Agrandissement : Illustration 1

Le procédé de l’administration du ministère de l’Agriculture a été très violemment vécu par les professeurs des lycées agricoles dans un contexte politique particulier marqué par des discours prônant une meilleure reconnaissance du métier d'enseignant et même la revalorisation de leur niveau de rémunération. Cette contradiction majeure entre les actes mis en œuvre et les discours est violente car la préparation des enseignements pluridisciplinaires est considérée comme une des tâches les plus lourdes dans le travail enseignant en lycée agricole, une des activités les « plus exigeantes en temps et en conception dans le cadre des enseignements dispensés dans nos lycées agricoles » écrit l’intersyndicale des professeurs des lycées agricoles publics (CGT, FOA, SNETAP FSU, UNSA et Sud) dans son communiqué du 16 novembre 2023 qui fait suite à la grève dans les établissements d’enseignement deux jours plus tôt. Une pétition a été mise en place par l'intersyndicale, elle a réuni plus de 2 177 signatures à la date du 22 février 2024.
Le procédé technique parait a priori anecdotique quand on ne mesure pas l’importance de ces enseignements pluridisciplinaires en lycée agricole. La pluridisciplinarité est revendiquée comme une des spécificités fortes de l'enseignement agricole (même si ce type d'enseignement existe sous d'autres formes, dans l'ensemble du système éducatif français), elle est d'ailleurs présente dans tous les référentiels de formation en lycée agricole. Ces trente dernières années, ce type d'enseignement a connu une large expansion et il est en relation avec les enseignements professionnels comme les enseignements généraux. Le procédé mis en oeuvre par la DGER pourrait aller à l'encontre même de ce type d'enseignement qui ne peut fonctionner qu'avec une implication importante des personnels enseignants et des équipes de direction. En effet, les processus qui conduisent à l'élaboration de ces enseignements, dont les organisations peuvent être souvent compliquées dans les lycées agricoles, ne peuvent fonctionner que sur le mode de la coopération entre ces acteurs.
Une enquête publiée en 2009 par l'Ecole Nationale Supérieure de l'enseignement agricole, l'ENSFEA (l'équivalent d'un INSPE national pour l'enseignement agricole), dans un document en ligne, sur la mise en œuvre des enseignements pluridisciplinaires va dans ce sens. En effet, elle explique que la pluridisciplinarité peut venir renforcer la cohésion des équipes pédagogiques et permettre aux élèves de mieux donner du sens à leurs apprentissages. Mais dans les faits, cette pluridisciplinarité n'est pas toujours mise en œuvre en raison des contraintes matérielles et temporelles qu'elle exige aux enseignants. Dans les cours observés, les enseignants ont tendance à intervenir successivement et de manière magistrale sans s'inscrire pleinement dans une approche pluridisciplinaire. Il ne s'agit pourtant pas d'un rejet de leur part de ce type d'enseignement, mais d'une question de formation, d'organisation et de disponibilité temporelle.
D'après les résultats de l'enquête disponible sur le site de l'ENSFEA, les difficultés dans la mise en œuvre de tels enseignements s'expliqueraient également par un manque de concertation entre acteurs. Le rapport conclut que "l'enseignement pluridisciplinaire développe une culture de coopération par opposition à une culture individualiste, le fonctionnement de l'équipe doit refléter cet état d'esprit". L'absence de coopération avec les enseignants dans les prises de décision de l'administration constitue donc clairement un obstacle à la mise en œuvre de ce type de projet qui implique des collectifs soudés, ce qui n'est pas toujours le cas en raison des conflits interpersonnels qui peuvent par ailleurs exister entre les agents, y compris entre enseignants.

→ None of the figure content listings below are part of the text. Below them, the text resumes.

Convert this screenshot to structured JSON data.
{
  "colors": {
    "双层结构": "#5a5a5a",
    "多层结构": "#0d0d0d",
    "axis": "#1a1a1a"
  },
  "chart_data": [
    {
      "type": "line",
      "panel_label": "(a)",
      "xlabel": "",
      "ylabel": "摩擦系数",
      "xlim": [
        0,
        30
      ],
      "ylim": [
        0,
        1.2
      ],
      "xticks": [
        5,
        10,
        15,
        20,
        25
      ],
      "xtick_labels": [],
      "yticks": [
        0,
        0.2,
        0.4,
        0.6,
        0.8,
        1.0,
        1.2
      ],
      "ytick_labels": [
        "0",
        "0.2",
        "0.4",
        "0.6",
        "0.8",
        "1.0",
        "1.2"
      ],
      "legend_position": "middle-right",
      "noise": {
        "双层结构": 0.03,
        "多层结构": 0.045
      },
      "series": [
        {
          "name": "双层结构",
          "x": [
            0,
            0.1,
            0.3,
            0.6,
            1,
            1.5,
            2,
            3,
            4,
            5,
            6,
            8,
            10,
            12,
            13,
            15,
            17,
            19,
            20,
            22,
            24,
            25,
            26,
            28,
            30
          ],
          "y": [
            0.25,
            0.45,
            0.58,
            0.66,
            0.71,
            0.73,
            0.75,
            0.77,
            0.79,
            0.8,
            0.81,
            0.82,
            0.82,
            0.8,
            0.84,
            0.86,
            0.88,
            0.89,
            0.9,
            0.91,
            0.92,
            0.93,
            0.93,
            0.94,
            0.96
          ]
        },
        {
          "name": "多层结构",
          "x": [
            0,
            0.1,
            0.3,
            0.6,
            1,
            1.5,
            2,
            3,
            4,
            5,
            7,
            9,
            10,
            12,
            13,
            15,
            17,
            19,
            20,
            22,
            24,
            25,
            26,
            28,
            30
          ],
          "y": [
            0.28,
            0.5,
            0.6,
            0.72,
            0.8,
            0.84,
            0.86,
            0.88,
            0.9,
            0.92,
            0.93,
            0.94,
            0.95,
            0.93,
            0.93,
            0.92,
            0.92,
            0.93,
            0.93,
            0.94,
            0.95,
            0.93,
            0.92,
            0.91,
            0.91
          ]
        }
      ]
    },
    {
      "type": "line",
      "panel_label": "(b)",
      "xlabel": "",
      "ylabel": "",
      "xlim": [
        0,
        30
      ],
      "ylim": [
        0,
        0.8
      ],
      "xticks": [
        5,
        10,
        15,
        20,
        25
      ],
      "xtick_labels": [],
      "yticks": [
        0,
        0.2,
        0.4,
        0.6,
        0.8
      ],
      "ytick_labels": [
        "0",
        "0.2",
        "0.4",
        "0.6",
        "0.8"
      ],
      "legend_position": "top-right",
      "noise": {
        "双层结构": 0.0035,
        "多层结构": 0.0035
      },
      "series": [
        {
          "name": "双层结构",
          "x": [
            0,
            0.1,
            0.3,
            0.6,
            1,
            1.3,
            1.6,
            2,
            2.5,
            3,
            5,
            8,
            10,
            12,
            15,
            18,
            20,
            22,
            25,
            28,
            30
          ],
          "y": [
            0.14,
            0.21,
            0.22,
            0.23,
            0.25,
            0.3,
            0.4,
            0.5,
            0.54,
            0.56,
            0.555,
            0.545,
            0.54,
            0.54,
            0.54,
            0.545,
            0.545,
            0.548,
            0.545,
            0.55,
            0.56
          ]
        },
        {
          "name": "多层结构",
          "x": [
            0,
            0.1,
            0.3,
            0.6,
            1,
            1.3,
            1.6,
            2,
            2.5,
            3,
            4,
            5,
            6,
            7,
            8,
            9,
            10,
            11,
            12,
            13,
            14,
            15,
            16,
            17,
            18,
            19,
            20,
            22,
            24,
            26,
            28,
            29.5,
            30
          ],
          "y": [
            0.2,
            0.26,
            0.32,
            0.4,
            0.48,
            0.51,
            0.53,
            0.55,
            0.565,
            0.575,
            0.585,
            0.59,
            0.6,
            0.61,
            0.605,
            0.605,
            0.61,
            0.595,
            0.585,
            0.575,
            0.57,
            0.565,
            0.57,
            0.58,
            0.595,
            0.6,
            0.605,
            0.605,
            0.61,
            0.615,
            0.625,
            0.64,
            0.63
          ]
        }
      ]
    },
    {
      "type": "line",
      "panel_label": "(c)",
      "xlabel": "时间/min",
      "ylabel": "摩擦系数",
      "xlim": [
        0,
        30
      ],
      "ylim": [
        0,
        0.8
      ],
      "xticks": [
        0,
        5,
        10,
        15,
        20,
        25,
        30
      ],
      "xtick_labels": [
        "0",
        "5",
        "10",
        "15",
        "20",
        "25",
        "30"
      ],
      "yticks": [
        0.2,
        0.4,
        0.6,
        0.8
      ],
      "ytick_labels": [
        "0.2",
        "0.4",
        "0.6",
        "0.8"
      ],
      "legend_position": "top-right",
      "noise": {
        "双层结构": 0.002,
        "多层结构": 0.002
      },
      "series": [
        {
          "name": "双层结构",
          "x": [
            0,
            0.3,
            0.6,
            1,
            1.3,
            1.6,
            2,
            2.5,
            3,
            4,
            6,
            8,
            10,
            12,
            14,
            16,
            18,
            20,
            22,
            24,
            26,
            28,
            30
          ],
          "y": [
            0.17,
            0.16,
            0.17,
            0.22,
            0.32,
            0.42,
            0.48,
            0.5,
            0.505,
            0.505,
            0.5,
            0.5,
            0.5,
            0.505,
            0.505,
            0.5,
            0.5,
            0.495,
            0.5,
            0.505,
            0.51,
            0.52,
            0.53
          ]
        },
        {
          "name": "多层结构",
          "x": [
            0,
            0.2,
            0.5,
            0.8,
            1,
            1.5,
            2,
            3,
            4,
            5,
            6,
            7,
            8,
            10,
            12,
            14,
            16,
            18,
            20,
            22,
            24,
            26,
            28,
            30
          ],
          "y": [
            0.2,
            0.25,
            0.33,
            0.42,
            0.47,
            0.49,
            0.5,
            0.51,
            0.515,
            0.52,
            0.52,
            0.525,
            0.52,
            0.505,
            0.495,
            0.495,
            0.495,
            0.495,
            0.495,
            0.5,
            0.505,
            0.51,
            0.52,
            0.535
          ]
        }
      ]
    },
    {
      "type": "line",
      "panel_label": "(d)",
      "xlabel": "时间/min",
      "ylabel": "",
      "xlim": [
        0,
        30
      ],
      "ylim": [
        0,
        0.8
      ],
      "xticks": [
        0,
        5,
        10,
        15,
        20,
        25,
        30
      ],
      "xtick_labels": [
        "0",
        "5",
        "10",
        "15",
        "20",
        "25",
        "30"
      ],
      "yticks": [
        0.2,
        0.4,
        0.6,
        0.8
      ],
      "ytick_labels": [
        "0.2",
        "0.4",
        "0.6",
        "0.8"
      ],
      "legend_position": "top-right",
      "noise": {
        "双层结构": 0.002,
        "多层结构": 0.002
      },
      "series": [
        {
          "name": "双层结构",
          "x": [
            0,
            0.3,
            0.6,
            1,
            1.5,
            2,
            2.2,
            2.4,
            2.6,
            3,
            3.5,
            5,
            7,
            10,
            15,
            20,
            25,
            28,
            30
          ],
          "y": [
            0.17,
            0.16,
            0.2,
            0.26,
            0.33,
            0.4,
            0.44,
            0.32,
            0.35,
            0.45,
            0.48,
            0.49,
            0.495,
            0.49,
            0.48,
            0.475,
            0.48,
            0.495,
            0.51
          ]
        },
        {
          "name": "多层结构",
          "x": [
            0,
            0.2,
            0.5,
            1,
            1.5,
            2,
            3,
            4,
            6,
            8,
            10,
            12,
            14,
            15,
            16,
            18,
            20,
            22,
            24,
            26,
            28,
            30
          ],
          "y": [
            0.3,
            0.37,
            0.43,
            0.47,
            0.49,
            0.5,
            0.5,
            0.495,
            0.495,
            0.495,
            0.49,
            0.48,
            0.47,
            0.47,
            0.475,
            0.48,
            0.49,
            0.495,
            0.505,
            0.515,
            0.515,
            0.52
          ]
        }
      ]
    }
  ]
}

Agrandissement : Illustration 2

Il est paradoxal qu'une mesure technique de cet ordre soit prise sans concertation pour ce type d'enseignement alors que la pluridisciplinarité est présentée par les personnels de l'inspection, dans un rapport publié en janvier 2018 par la DGER et intitulé "Pluri, inter et transdisciplinarité" comme un outil pour favoriser la coopération, notamment chez les élèves. Ainsi, selon une observation réalisée dans une classe, un projet pluridisciplinaire permet de créer une dynamique en classe qui "se traduit en termes de coopération entre les élèves, de motivation, de travail participatif" (p.89). Comment peut-on affirmer prétendre développer la coopération entre les élèves et le travail participatif sans mettre en œuvre des pratiques de travail qui vont dans cette direction ? Cela interroge sur le degré réel de connaissance des responsables de l'administration du mode de fonctionnement des lycées agricoles et de l'organisation des pratiques d'enseignement. On peut se demander dans quelle mesure le travail des enseignants est connu et appréhendé au moment des prises de décision.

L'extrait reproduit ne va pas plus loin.